5 without a doubt
for the entire saga (to be read in one go).
I believe it has extremely intelligent humor, (in a sense also philosophical).
I found the movie disappointing, but it was hard to do justice to the genius that emerged from these stories in a film.
The review, well no offense
wasn't bad, but you limited yourself to citing a few gems and commenting on them.
A story that starts from the fundamental answer (without having the question),
and ends with
the Message of God to all the inhabitants of the universe; perhaps a book like this deserved more analysis.
So much so that it leaves no room for those who have only seen the film and think that the book is just a more beautiful comic fantasy than the movie.
I've followed the literary controversy on the admissible comparisons with Pirandello.
Here's my take:
Adams contains as much as Pirandello, Kundera, or whoever you want,
it doesn’t matter if he uses humor; it depends on what one can read in his paradoxes.

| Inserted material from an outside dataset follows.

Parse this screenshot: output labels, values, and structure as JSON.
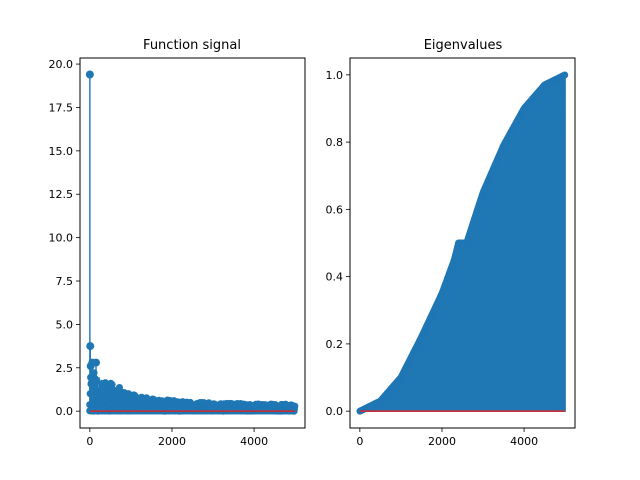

Personally, I find him somewhat similar to Bunuel; he used humor to destroy bourgeois conventions, and Adams does the same, with the same ferocity, against beliefs, dogmas, and absolutistic and universal convictions.
To stay within literature,
perhaps the most immediate comparison is 'Venus on the Half Shell' by Farmer,
another must-read book, also comparable to people like Pirandello, Manzoni, or what do I know... Torquato Tasso (and Pier Capponi?).